Having duplicate content on different versions of your websites for different countries is a big problem.

Duplicate content wouldn’t be an issue if you had one website in English but then you had exactly the same website in Spanish, but it would be an issue if you had one website in English targeted for UK users and another English website targeting Australian users.

By placing this piece of code in each of your websites in the <head> section, it will tell Google to index both pages and then let it decide which website is the most appropriate result depending on what country the user is searching from.bigfusion hreflang

SEO Best Practices

To get the most benefit out of the hreflang tag, the following tips are important:

Where the Hreflang Tag Goes

The hreflang tag can be placed in the on-page markup, the HTTP header, or the sitemap. Only use one of those locations. This tool will help you correctly generate the annotation.

bigfusion hreflang-generator

What the Hreflang Tag Looks Like

The hreflang tag on each page should include a reference to itself as well as to all the pages that serve as alternates for it. If your Spanish website sells olive oil to customers in Spain, France, and Portugal only, the hreflang tags for your homepage might look like this:

<link rel="alternate" href="example.com" hreflang="es-es" />
<link rel="alternate" href="example.com/fr/" hreflang="fr-fr" />
<link rel="alternate" href="example.com/pt/" hreflang="pt-pt" />

Hreflang’s Effect on Rankings

Hreflang tags may not help you increase traffic; instead, the goal of using them is to serve the right content to the right users. They help search engines swap the correct version of the page into the SERP based on a user’s location and language preferences. For information on how geotargeting can help with rankings, learn about ccTLDs.

The Difference between Hreflang and Canonicalisation

Canonicalisation is a tool for showing search engines which version of a URL (each with the same content) is the dominant one to avoid duplicate content issues. Hreflang, on the other hand, is a tool to show which of the different pages (based on language or region) should show up in a search.

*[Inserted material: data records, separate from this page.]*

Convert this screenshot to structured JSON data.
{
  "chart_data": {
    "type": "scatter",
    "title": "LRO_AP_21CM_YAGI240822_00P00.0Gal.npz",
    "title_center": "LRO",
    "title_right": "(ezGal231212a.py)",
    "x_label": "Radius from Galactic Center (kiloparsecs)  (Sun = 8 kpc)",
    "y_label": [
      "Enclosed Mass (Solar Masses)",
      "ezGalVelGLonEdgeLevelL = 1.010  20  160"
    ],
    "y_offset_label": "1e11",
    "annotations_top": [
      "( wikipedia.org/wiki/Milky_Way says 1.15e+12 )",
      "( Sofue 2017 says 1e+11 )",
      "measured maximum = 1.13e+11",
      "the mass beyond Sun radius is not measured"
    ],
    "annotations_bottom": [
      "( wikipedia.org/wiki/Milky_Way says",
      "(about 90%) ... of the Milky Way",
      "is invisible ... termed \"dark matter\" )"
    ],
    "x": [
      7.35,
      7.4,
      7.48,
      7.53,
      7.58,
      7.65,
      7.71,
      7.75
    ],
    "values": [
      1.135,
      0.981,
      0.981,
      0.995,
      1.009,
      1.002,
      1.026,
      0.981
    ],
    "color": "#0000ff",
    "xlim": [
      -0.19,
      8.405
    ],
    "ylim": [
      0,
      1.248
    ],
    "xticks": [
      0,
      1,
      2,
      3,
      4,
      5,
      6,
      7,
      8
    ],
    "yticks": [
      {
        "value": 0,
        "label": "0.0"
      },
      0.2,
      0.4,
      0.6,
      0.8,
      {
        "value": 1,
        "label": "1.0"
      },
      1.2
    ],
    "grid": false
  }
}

Google recommends not using rel=”canonical” across country or language versions of your site. But you can use it within a country or language version

Other methods to use

You shouldn’t just rely on the technique above for handling your international SEO. I would take every precaution you could, here are some of the things you could do.

Host In The Relevant Country

Self explanatory, if you want your site to rank well in the UK then you should use UK hosting. If you want your site to rank well in Australia then you should shop around for some Australian hosting.

Use The Correct Domain Extension (ccTLD (country code top level domain))

If you want to rank well in the UK then you wouldn’t buy a .co.fr domain, you would either buy a .com or .co.uk (any domain not country specific to another country). So if you wanted to rank well in Australia, partnered with Australian hosting a .com.au would work really well.

Use GEO-Targeting In Webmaster Tools

This is probably the most effective thing you can do, you are telling Google what country you want your website to rank in directly. They are giving you the opportunity to let them know where you want to target. You can only do this if you don’t have a ccTLD.

By using all of the above techniques you are being pro-active and not giving Google much of a chance to penalise your sites for having duplicate content.